## 1. Description

You have n coins and you want to build a staircase with these coins. The staircase consists of k rows where the ith row has exactly i coins. The last row of the staircase may be incomplete.

Given the integer n, return the number of complete rows of the staircase case you will build.

Constraints: $$1 \leq n \leq 2^{31} - 1$$

### 1.1. Examples:

1
11
11

Input: n = 5
Output: 2
Explanation: Because the 3rd row is incomplete, we return 2.

1
11
111
11

Input: n = 8
Output: 3
Explanation: Because the 4th row is incomplete, we return 3.


## 2. Solution

### 2.1. Understanding the problem

I think this question is equivalent to the fowllowing question: $$\frac{(1+i)i}{2} \leq n \leq \frac{(1+i+1)(i+1)}{2}, \text{ solve i}$$

### 2.2. Algorithm

We can solve the left part of the inequation and get i. $$i = \lfloor{\sqrt{2n+\frac{1}{4}} - \frac{1}{2}}\rfloor$$

### 2.3. Code

import math

def arrangeCoins(n: int):
return int(math.floor(math.sqrt(2 * n + 0.25) - 0.5))

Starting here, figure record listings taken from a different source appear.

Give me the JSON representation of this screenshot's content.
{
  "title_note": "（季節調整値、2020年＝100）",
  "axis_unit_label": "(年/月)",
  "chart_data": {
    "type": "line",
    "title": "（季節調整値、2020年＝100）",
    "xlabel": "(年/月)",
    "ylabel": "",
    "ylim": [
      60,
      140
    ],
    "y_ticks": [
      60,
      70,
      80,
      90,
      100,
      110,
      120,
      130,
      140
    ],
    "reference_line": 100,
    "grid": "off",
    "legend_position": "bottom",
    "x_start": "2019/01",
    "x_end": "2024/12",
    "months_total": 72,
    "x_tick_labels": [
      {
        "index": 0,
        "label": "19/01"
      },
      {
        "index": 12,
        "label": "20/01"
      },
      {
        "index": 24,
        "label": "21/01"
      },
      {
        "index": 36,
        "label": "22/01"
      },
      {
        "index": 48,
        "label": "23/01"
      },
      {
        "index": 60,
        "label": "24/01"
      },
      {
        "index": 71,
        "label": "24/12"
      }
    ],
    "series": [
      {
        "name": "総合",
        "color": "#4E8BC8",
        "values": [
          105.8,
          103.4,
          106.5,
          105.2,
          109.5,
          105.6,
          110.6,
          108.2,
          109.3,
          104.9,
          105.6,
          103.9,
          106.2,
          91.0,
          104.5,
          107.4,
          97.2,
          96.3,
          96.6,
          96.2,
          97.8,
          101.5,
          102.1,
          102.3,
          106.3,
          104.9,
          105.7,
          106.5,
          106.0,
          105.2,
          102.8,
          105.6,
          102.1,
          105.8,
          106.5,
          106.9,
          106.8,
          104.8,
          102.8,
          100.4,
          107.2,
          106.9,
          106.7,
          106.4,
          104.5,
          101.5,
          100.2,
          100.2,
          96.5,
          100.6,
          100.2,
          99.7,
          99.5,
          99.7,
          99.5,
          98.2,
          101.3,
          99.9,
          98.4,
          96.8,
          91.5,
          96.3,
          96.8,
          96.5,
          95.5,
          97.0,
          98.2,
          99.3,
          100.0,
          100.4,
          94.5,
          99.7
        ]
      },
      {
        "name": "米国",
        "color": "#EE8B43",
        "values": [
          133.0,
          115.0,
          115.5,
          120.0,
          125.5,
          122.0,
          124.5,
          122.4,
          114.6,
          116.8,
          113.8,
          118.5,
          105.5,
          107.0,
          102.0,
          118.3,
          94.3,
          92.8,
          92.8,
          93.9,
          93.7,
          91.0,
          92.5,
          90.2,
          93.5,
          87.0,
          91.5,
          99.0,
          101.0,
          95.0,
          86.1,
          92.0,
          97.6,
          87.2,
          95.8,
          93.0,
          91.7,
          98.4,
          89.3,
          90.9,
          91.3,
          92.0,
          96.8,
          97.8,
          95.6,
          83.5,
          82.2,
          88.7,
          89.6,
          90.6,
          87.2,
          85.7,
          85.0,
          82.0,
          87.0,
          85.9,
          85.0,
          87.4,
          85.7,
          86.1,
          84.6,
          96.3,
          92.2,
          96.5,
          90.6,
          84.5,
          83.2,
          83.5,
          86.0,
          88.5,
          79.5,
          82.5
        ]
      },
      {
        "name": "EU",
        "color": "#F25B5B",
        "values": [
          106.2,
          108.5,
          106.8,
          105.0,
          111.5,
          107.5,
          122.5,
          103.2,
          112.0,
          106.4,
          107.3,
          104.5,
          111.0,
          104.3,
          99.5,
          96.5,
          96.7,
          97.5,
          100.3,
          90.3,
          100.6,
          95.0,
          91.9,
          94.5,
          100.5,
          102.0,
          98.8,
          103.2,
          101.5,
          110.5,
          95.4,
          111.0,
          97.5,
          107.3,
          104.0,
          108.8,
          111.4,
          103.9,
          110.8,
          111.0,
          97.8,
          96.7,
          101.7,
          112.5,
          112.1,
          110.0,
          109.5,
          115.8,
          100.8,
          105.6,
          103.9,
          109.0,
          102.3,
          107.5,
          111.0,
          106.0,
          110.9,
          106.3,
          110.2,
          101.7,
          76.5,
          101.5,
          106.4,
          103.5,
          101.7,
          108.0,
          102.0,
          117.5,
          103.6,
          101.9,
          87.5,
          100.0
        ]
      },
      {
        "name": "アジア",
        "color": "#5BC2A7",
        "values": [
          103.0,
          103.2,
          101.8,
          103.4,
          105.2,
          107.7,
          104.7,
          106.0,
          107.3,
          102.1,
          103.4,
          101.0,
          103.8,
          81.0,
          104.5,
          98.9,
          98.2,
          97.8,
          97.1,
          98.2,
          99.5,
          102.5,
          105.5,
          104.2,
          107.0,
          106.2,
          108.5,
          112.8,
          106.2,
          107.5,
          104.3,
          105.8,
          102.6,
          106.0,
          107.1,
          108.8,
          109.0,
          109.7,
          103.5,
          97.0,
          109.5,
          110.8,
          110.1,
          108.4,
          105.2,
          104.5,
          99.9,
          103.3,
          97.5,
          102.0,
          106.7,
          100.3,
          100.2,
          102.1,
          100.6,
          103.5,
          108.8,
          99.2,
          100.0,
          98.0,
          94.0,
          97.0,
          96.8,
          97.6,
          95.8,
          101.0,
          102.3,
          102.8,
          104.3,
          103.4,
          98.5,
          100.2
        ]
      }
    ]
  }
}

print(arrangeCoins(5) == 2)
print(arrangeCoins(8) == 3)
print(arrangeCoins(1) == 1)
print(arrangeCoins(2) == 1)
print(arrangeCoins(3) == 2)
print(arrangeCoins(4) == 2)

True
True
True
True
True
True


#### 2.3.1. Complexity

##### 2.3.1.1. Time complexity:

O(1) because there is an upper bound of the time required.

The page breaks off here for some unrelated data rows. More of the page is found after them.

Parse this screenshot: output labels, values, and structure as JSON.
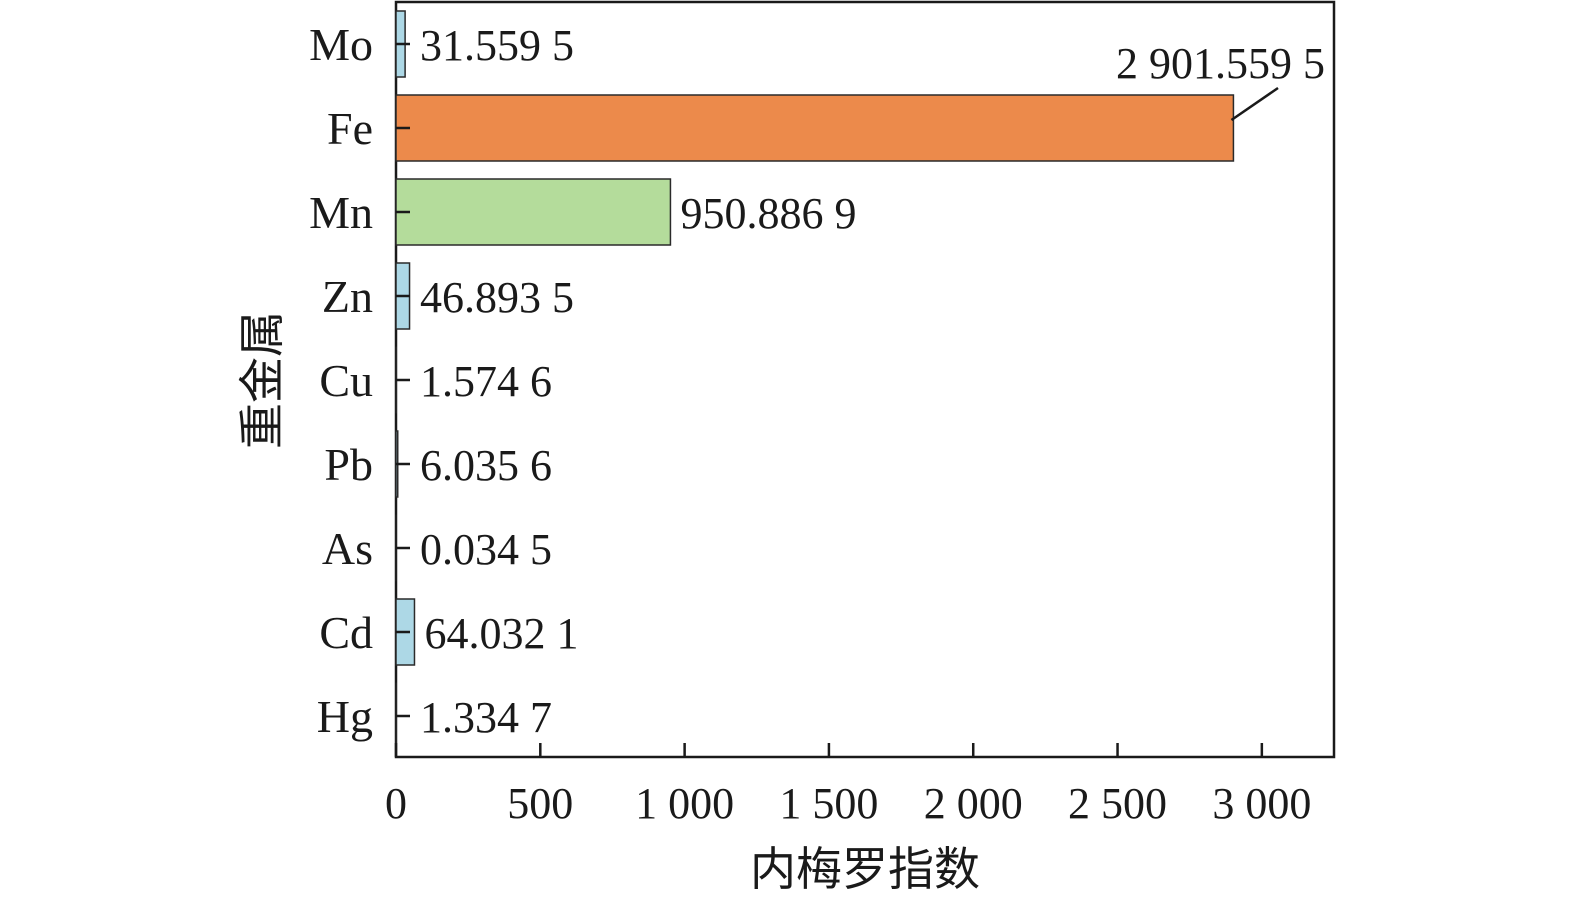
{
  "chart_data": {
    "type": "bar",
    "orientation": "horizontal",
    "xlabel": "内梅罗指数",
    "ylabel": "重金属",
    "xlim": [
      0,
      3250
    ],
    "xticks": [
      0,
      500,
      1000,
      1500,
      2000,
      2500,
      3000
    ],
    "xtick_labels": [
      "0",
      "500",
      "1 000",
      "1 500",
      "2 000",
      "2 500",
      "3 000"
    ],
    "categories": [
      "Mo",
      "Fe",
      "Mn",
      "Zn",
      "Cu",
      "Pb",
      "As",
      "Cd",
      "Hg"
    ],
    "values": [
      31.5595,
      2901.5595,
      950.8869,
      46.8935,
      1.5746,
      6.0356,
      0.0345,
      64.0321,
      1.3347
    ],
    "value_labels": [
      "31.559 5",
      "2 901.559 5",
      "950.886 9",
      "46.893 5",
      "1.574 6",
      "6.035 6",
      "0.034 5",
      "64.032 1",
      "1.334 7"
    ],
    "colors": [
      "#add8e6",
      "#ec8a4b",
      "#b4dc9b",
      "#add8e6",
      "#add8e6",
      "#add8e6",
      "#add8e6",
      "#add8e6",
      "#add8e6"
    ],
    "grid": false,
    "legend": "none"
  }
}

##### 2.3.1.2. Space complexity:

O(1) because there is an upper bound of the space required.

### 2.4. Leetcode solution

Leetcode uses two solutions (Binary Search and math), and I'm glad that the second one is exactly my solution, good job Leetcode :)!

As an exercise, I implement the binary search solution here but I don't really like binary search in general because there are too many edge cases to consider, i.e. starting/ending numbers, mid point…

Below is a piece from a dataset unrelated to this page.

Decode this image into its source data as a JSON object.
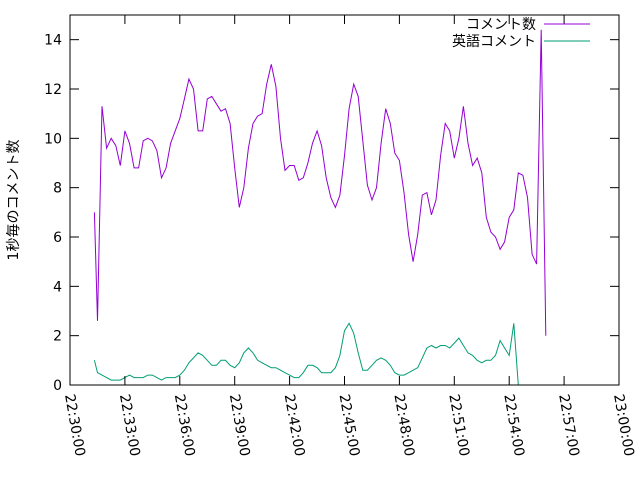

As we have established in 2.1, $$\frac{(1+i)i}{2} \leq n$$, this means we want to search for an i in 1...n that satisfies the condition.

def arrangeCoins(n: int):
# how do we know that left should start from 0?
# this is why I don't want to use binary search
left, right = 0, n
while left <= right:
mid = (left + right) // 2

temp = mid * (mid + 1) // 2
if temp == n:
return mid
if temp > n:
right = mid - 1
if temp < n:
left = mid + 1
return right

print(arrangeCoins(5) == 2)
print(arrangeCoins(8) == 3)
print(arrangeCoins(1) == 1)
print(arrangeCoins(2) == 1)
print(arrangeCoins(3) == 2)
print(arrangeCoins(4) == 2)

True
True
True
True
True
True


## 3. More analysis

### 3.1. General thoughts

Binary Search is hard in the sense that it requires a great amount of attention to edge cases. I think I'll have to spend more time on it to get the hang of it.